Und: nein, er wird nicht gemütlich. Es kesselt ordentlich! Wir liegen an der Südwestseite des Riffs und Akram erklärt, dass die einzige Möglichkeit darin besteht, vom Boot aus auf das Südplateau zu tauchen, um mit viel Glück einige Fuchshaie zu sehen. Bei ordentlicher Strömung sollten wir uns vom Boot aus am Seil zum Riff ziehen und dort abtauchen. Ich habe ja nichts gegen ein bisschen Strömung, aber doch bitte nicht um diese Uhrzeit! Ich springe ins Wasser (wobei ich meine Boje dieses Mal ordentlich festhalte) und paddle wie verrückt, bis es mir gelingt, das Seil zu ergreifen. Dann ziehe ich mich – schwer atmend – in Richtung Riff (wie Holger das noch mit fetter Fotoausrüstung hinbekommt, ist mir schleierhaft), um sodann mit 40 bar weniger in der Flasche erleichtert abzutauchen. Unmittelbar am Riff hält sich die Strömung in Grenzen und wir tauchen in Richtung Südplateau, wo sich allerdings bereits Dutzende von Tauchern auf ca. 40 Metern im Blauwasser befinden – und die Strömung draußen scheint mir ziemlich heftig. Ich denke mir nur: Wenn es dort draußen je Fuchshaie gegeben haben sollte, werden sie bei dieser Unmenge wuselnder Taucher garantiert die Flucht ergriffen haben. Ich bin froh, dass Holger vorschlägt, am Riff zu bleiben, während unsere Gruppe mit Akram den mühsamen Weg nach draußen ins Gedrängel auf sich nimmt. Und wenn man sich das unfassbare Gewimmel von außen so anschaut – nicht wenige haben offenbar Mühe mit ihrer Tarierung und paddeln auf 40 Metern wie verrückt mit den Flossen, wundert man sich schon, dass nicht viel mehr Tauchunfälle passieren. Nach etwa 45 Minuten – immerhin haben wir einige Barrakudas gesehen – kehren wir zum Boot zurück – kein sehr schöner Tauchgang, insbesondere für diejenigen, die in der Tiefe ordentlich gegen die Strömung ankämpfen mussten. Fuchshaie hat jedenfalls niemand gesehen! An Deck können wir dann beobachten, wie die Zodiacs anderer Tauchschiffe reichlich abgetriebene Taucher einsammeln müssen.
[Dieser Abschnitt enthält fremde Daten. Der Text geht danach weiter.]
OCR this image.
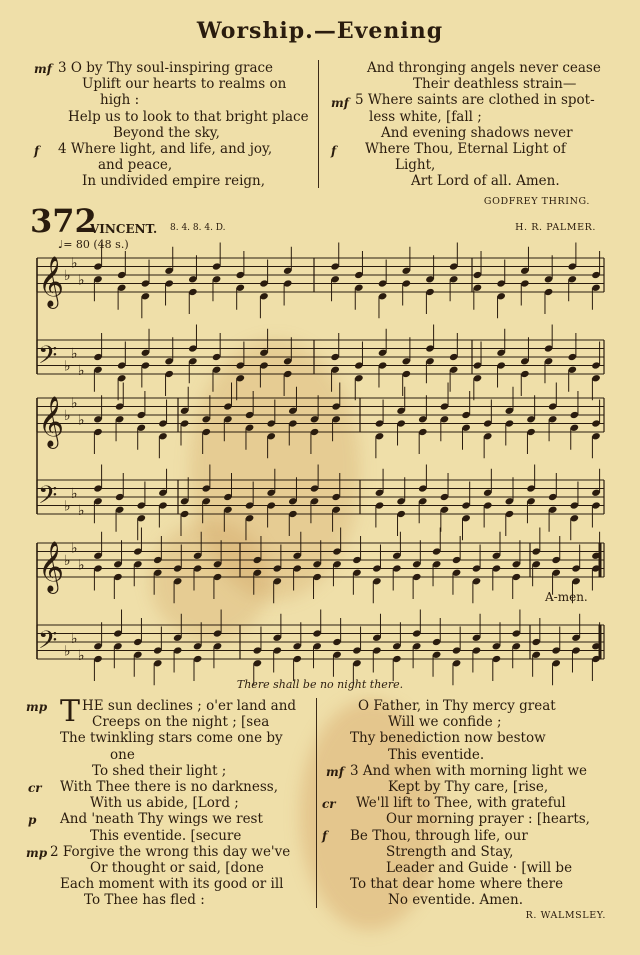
Worship.—Evening
mf
f
3 O by Thy soul-inspiring grace
Uplift our hearts to realms on
high :
Help us to look to that bright place
Beyond the sky,
4 Where light, and life, and joy,
and peace,
In undivided empire reign,
mf
f
And thronging angels never cease
Their deathless strain—
5 Where saints are clothed in spot-
less white, [fall ;
And evening shadows never
Where Thou, Eternal Light of
Light,
Art Lord of all. Amen.
GODFREY THRING.
372
VINCENT. 8. 4. 8. 4. D.	H. R. PALMER.
♩= 80 (48 s.)
𝄞 ♭
♭
♭
𝄢 ♭
♭
♭
𝄞 ♭
♭
♭
𝄢 ♭
♭
♭
𝄞 ♭
♭
♭
𝄢 ♭
♭
♭
A-men.
There shall be no night there.
mp
cr
p
mp
THE sun declines ; o'er land and
Creeps on the night ; [sea
The twinkling stars come one by
one
To shed their light ;
With Thee there is no darkness,
With us abide, [Lord ;
And 'neath Thy wings we rest
This eventide. [secure
2 Forgive the wrong this day we've
Or thought or said, [done
Each moment with its good or ill
To Thee has fled :
mf
cr
f
O Father, in Thy mercy great
Will we confide ;
Thy benediction now bestow
This eventide.
3 And when with morning light we
Kept by Thy care, [rise,
We'll lift to Thee, with grateful
Our morning prayer : [hearts,
Be Thou, through life, our
Strength and Stay,
Leader and Guide · [will be
To that dear home where there
No eventide. Amen.
R. WALMSLEY.
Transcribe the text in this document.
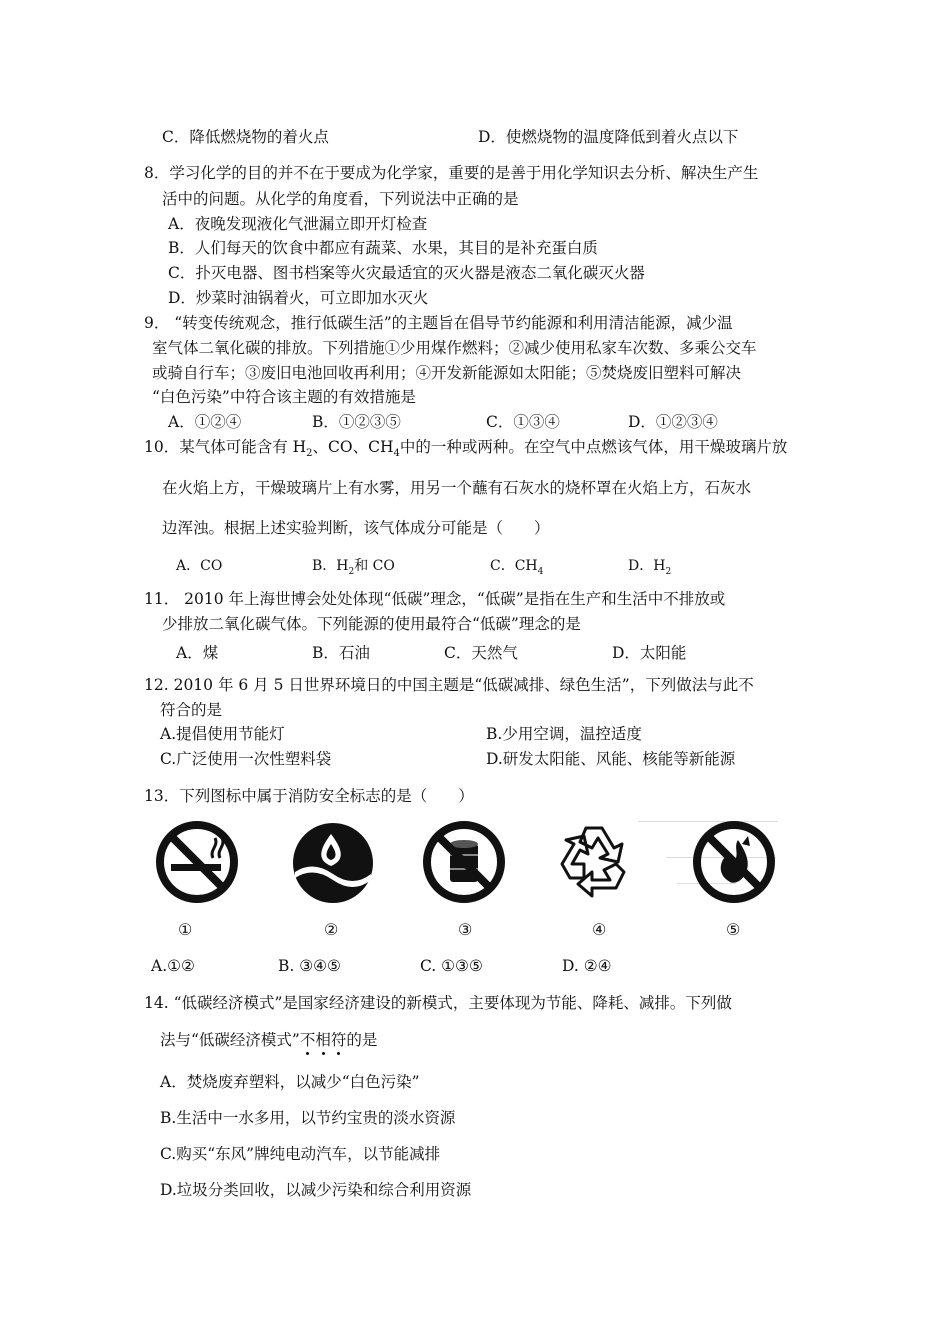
C．降低燃烧物的着火点	D．使燃烧物的温度降低到着火点以下
8．学习化学的目的并不在于要成为化学家，重要的是善于用化学知识去分析、解决生产生
活中的问题。从化学的角度看，下列说法中正确的是
A．夜晚发现液化气泄漏立即开灯检查
B．人们每天的饮食中都应有蔬菜、水果，其目的是补充蛋白质
C．扑灭电器、图书档案等火灾最适宜的灭火器是液态二氧化碳灭火器
D．炒菜时油锅着火，可立即加水灭火
9． “转变传统观念，推行低碳生活”的主题旨在倡导节约能源和利用清洁能源，减少温
室气体二氧化碳的排放。下列措施①少用煤作燃料；②减少使用私家车次数、多乘公交车
或骑自行车；③废旧电池回收再利用；④开发新能源如太阳能；⑤焚烧废旧塑料可解决
“白色污染”中符合该主题的有效措施是
A．①②④	B．①②③⑤	C．①③④	D．①②③④
10．某气体可能含有 $H_2$、CO、$CH_4$中的一种或两种。在空气中点燃该气体，用干燥玻璃片放
在火焰上方，干燥玻璃片上有水雾，用另一个蘸有石灰水的烧杯罩在火焰上方，石灰水
边浑浊。根据上述实验判断，该气体成分可能是（　　）
A．CO	B．$H_2$和 CO	C．$CH_4$	D．$H_2$
11． 2010 年上海世博会处处体现“低碳”理念，“低碳”是指在生产和生活中不排放或
少排放二氧化碳气体。下列能源的使用最符合“低碳”理念的是
A．煤	B．石油	C．天然气	D．太阳能
12. 2010 年 6 月 5 日世界环境日的中国主题是“低碳减排、绿色生活”，下列做法与此不
符合的是
A.提倡使用节能灯	B.少用空调，温控适度
C.广泛使用一次性塑料袋	D.研发太阳能、风能、核能等新能源
13．下列图标中属于消防安全标志的是（　　）
①	②	③	④	⑤
A.①②	B. ③④⑤	C. ①③⑤	D. ②④
14. “低碳经济模式”是国家经济建设的新模式，主要体现为节能、降耗、减排。下列做
法与“低碳经济模式”不相符的是
A．焚烧废弃塑料，以减少“白色污染”
B.生活中一水多用，以节约宝贵的淡水资源
C.购买“东风”牌纯电动汽车，以节能减排
D.垃圾分类回收，以减少污染和综合利用资源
Nach dem Frühstück treffe ich Regina am Oberdeck. Sie hat leider die Nebenhöhlen ziemlich zu und erzählt, sie habe während des Tauchgangs reichlich unter Nasenbluten gelitten, sich aber nicht getraut, die Maske auszublasen, so dass sie kaum etwas gesehen habe. Als sie mir den Grund nennt, müssen wir uns beide dann doch fast wegschmeißen vor Lachen: Sie hatte irgendwie Angst, dass sie damit die Haie anlocken könnte … mir wäre es recht gewesen
Nach dem Frühstück haben wir uns wieder erholt und freuen uns auf den nächsten Tauchgang. Leider lässt das Wetter einen Tauchgang zu dem schön bewachsenen Wrack der Numidia nicht zu, aber wir können die Westseite betauchen. Holger, Dominik, Heike, Jürgen, Uli und ich springen wieder vom Boot aus ins Wasser und gleiten – dieses Mal fast ohne Strömung – wie schwerelos dahin. Uns begegnen u.a. unzählige Flötenfische, die Gefallen daran finden, sich regelrecht an uns zu kuscheln – die sehen schon wirklich witzig aus. Währenddessen treffen wir einen kleinen Napoleon und einen schönen Schwarm Großaugenmakrelen. Alles gemütlich – das wäre ein idealer Early-Morning-Dive gewesen. Der Rest der Truppe hatte sich mit dem Zodiac zur Ostseite fahren lassen und immerhin kleine Haie und Barrakudas gesehen – offenbar auch schön.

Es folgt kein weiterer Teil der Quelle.